Good news – YES! Key measures that we have taken:

  • We’ve added a role that is responsible for compliance with GDPR in the company’s processes of interaction with EU customers. Certainly, GDPR applies not only to the communication from marketing and sales department, but also to interaction with customers in production processes.
  • We’ve reviewed our customer base, segmented clients in accordance with Data Processing Basis (Contracts, Legitimate Interests, etc.) and changed the policy of communication with the relevant categories.
  • Updated Privacy Policy and Terms of Use for and related landings.
  • Improved the functionality of sending contact forms on the site and related landings. If the user does not confirm that he agree to our Privacy Policy and Terms of Use, he is not able to send us personal data.
  • Reconfigured all the web analytics that collect data about our web-visitors, turned on anonymization of users. Now analytics does not even collect IP addresses and other highly accurate data on the users’ location. P.S. There is no question about collection of personal data such as names, emails, phones, etc. through analytics, because such services prohibit this by default.
  • All personal and corporate mailers, cloud drives and similar services have been tested by our employees. All corporate files, if they were accessed by personal accounts (especially Google Documents, Tables, etc., where files can be opened from any account if the link is shared), were transferred to corporate accounts. Unused files were deleted.
  • We checked all the roles and access rights to various corporate systems. Limited access to spaces for employees who do not require the materials contained for performance of their duties. Access to documents is given only by corporate emails.

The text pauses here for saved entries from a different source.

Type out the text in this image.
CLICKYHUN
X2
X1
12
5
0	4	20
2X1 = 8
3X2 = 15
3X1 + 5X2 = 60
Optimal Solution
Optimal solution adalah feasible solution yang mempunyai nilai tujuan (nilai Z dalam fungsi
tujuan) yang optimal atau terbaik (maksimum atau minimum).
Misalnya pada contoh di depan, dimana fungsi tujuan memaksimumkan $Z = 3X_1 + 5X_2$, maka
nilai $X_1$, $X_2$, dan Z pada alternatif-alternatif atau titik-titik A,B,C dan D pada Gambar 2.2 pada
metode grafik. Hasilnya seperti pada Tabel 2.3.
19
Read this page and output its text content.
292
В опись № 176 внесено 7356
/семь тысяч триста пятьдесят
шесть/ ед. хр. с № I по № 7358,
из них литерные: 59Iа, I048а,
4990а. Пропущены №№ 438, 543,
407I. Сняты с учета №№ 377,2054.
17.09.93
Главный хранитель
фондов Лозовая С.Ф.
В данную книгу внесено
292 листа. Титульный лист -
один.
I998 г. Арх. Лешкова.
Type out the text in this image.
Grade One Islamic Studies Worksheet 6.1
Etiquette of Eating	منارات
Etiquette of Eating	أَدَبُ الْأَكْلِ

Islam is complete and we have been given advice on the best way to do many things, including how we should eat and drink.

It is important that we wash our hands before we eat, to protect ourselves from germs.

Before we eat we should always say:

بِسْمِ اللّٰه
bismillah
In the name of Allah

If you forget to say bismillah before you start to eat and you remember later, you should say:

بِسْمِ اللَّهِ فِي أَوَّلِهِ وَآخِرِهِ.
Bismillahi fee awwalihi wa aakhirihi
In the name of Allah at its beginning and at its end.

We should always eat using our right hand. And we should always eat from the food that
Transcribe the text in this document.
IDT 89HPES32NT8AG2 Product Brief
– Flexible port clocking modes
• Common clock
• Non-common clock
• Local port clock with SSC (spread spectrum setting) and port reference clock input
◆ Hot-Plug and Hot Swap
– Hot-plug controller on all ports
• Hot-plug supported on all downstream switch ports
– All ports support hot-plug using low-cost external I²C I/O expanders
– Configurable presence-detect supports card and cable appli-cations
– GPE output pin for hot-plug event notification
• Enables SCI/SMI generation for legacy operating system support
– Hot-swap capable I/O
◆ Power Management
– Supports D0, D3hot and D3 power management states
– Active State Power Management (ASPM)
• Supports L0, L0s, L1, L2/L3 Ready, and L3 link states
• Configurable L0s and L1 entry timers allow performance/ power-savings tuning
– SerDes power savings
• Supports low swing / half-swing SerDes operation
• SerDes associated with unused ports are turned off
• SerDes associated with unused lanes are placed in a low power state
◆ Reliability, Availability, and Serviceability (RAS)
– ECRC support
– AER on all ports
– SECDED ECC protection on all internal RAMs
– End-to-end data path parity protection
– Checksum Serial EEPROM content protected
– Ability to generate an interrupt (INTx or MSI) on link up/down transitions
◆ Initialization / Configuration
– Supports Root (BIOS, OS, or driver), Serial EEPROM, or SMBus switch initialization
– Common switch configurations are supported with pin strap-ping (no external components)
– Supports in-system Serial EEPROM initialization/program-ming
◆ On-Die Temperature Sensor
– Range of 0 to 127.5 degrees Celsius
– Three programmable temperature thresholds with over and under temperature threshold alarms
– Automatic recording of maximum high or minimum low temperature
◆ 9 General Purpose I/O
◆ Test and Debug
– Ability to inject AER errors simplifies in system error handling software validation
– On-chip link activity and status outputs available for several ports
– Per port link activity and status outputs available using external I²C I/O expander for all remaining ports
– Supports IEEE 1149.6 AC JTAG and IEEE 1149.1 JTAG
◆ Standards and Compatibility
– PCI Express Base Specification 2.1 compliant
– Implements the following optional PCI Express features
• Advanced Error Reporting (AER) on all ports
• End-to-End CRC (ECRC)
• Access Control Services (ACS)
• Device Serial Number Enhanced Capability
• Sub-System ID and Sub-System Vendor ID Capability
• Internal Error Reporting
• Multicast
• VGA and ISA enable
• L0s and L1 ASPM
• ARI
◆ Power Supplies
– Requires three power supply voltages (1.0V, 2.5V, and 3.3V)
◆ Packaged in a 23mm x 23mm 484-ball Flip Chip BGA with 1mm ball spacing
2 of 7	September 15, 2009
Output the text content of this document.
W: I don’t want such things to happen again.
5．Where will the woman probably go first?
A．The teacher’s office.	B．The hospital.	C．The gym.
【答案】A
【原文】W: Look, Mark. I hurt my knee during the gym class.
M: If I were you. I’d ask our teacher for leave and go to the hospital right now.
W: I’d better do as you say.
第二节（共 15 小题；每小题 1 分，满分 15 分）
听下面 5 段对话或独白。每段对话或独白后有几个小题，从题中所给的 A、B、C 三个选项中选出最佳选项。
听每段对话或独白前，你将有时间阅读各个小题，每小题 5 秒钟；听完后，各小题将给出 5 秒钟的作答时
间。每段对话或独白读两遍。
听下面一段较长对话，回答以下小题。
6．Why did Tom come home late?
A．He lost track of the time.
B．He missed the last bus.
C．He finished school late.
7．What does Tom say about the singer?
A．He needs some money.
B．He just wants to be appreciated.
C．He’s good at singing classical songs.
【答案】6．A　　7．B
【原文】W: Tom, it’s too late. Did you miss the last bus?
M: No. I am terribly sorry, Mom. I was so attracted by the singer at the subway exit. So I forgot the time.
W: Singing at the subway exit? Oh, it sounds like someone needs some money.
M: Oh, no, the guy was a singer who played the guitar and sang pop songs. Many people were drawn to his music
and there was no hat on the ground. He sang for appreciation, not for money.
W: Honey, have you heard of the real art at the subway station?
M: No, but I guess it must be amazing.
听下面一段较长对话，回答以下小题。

Besides, currently, the Belarusian project (an alternative to GDPR) is being discussed. Some differences:

  • Obtaining consent only on paper or in electronic form;
  • Data transfer is allowed only to countries with an appropriate level of data protection;
  • The Belorussian project requires the mandatory assignment of Data Protection Officer, DPO, etc.

But we can say with certainty that companies that comply with the GDPR standards should not be afraid.